Opioids and addiction are decimating families and communities across our state. During the past five years, I’ve traveled to nearly every town in every county, and everywhere I turn lives are being destroyed. In spite of the state’s great achievements in education and the economy our state has achieved, this plague threatens to derail it. Opioid addiction does not discriminate based on zip code, income, education level, skin color or family background. It impacts us all, in every corner of our state and across our country.

But, everywhere you look, UT is there to help. From the Colleges of Pharmacy, Medicine and Dentistry at the UT Health Science Center in Memphis, to the Oak Ridge National Labs super computer mining public health records for better diagnostics, to the UT Knoxville College of Social Work, our University is making an impact. However, we haven’t been working together. Like so many across our state doing great work, we often work in isolation.
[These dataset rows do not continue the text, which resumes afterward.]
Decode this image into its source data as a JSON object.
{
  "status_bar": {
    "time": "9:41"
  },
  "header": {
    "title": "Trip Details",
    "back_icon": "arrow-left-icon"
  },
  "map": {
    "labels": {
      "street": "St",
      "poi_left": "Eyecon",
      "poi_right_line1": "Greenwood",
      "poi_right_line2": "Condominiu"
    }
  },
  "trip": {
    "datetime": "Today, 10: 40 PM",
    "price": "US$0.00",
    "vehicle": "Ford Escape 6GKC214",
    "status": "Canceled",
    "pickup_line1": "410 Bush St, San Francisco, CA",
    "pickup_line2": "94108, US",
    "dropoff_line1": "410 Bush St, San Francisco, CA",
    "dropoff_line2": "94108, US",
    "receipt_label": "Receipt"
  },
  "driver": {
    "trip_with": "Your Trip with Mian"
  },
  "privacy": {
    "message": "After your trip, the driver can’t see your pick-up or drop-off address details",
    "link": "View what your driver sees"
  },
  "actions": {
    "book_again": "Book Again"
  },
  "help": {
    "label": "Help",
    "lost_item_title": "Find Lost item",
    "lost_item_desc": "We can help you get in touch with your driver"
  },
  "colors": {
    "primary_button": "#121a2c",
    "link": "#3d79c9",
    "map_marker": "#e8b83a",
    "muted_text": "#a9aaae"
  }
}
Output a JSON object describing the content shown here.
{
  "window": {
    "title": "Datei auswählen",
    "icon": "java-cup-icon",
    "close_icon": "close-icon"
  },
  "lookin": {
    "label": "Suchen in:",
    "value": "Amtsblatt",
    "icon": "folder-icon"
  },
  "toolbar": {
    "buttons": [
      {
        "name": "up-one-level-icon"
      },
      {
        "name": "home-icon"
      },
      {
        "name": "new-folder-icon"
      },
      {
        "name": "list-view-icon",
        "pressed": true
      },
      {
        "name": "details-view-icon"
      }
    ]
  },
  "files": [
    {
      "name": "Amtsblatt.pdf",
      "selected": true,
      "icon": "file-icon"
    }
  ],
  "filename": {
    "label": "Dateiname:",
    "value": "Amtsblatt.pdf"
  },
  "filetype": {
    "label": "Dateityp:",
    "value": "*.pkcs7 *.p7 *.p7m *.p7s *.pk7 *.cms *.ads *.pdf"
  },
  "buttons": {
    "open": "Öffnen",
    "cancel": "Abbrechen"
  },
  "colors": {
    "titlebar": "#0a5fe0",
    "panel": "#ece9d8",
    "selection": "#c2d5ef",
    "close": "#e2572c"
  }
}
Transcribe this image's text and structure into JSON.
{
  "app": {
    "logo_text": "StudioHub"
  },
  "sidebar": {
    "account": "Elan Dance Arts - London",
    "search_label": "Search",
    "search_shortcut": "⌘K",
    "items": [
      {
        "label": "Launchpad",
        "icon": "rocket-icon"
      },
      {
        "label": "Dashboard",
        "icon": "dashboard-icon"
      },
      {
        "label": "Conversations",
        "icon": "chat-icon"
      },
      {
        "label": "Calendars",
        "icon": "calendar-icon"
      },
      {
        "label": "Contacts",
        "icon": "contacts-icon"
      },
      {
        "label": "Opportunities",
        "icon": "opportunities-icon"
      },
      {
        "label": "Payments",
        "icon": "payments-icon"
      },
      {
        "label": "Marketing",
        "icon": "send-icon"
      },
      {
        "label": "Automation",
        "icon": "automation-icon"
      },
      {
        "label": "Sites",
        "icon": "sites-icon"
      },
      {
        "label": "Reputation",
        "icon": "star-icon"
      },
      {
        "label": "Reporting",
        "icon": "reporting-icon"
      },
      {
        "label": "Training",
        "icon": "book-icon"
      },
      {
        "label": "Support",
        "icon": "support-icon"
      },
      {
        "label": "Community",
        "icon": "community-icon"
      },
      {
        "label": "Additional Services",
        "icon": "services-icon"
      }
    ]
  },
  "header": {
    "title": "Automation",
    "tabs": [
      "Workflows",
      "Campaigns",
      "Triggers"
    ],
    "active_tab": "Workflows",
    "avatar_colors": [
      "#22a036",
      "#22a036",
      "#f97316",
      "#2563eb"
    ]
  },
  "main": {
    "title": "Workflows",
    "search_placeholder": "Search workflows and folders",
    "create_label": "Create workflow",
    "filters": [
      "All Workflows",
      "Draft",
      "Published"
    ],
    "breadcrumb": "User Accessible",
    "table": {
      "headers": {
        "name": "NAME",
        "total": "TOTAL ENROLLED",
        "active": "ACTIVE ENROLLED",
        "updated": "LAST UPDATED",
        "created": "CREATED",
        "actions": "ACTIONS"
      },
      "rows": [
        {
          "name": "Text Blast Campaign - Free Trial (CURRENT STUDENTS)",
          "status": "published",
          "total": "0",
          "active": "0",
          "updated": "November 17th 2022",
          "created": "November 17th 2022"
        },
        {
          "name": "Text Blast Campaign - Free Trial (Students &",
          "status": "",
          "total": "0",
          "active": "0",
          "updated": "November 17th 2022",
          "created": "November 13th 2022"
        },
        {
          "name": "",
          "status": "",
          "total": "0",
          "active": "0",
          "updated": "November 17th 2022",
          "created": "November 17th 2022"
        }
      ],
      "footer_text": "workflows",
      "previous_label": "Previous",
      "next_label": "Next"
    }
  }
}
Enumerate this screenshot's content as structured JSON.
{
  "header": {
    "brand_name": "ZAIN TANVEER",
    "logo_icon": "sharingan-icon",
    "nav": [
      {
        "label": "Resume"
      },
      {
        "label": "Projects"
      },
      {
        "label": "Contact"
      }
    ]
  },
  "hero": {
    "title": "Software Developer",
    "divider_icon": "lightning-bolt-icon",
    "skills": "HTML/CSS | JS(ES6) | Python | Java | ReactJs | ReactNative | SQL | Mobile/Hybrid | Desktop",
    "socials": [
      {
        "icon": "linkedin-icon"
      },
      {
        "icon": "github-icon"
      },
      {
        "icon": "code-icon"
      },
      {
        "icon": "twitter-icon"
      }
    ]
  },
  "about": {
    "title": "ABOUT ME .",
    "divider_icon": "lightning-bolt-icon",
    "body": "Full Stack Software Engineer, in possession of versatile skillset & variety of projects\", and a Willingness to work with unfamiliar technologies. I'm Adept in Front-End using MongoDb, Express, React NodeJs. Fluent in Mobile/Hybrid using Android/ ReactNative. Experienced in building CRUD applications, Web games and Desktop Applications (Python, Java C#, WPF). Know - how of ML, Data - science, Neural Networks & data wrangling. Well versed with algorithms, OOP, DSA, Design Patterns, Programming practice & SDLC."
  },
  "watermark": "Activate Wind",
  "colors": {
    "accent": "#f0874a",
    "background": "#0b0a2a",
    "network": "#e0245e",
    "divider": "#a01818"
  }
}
The best way to make the greatest impact on this terrible disease and epidemic is for all of us to bring our collective expertise to the table. We are better when we work together. Our Aug. 1 and 2 Summit for Opioid Addiction and Response (SOAR) in Knoxville aims to do just that. We have more than 700 physicians, nurses, judges, law enforcement officers, economists, faith-based leaders, public health experts, addiction survivors, government officials, legislators and more across every corner of our state to share their stories and expertise on how Tennesseans can put an end to the opioid epidemic. To learn more about our efforts to end opioid addiction, please visit

I know this summit can be the collective catalyst to spark a chain reaction felt throughout the state and the country.

This is an enormous undertaking, but if we work together with our combined expertise and experiences, we can develop solutions that permanently break the cycle of addiction in our communities across the state. Together we can transform those affected by this opioid epidemic. UT is for all Tennesseans, and we are here to help change lives.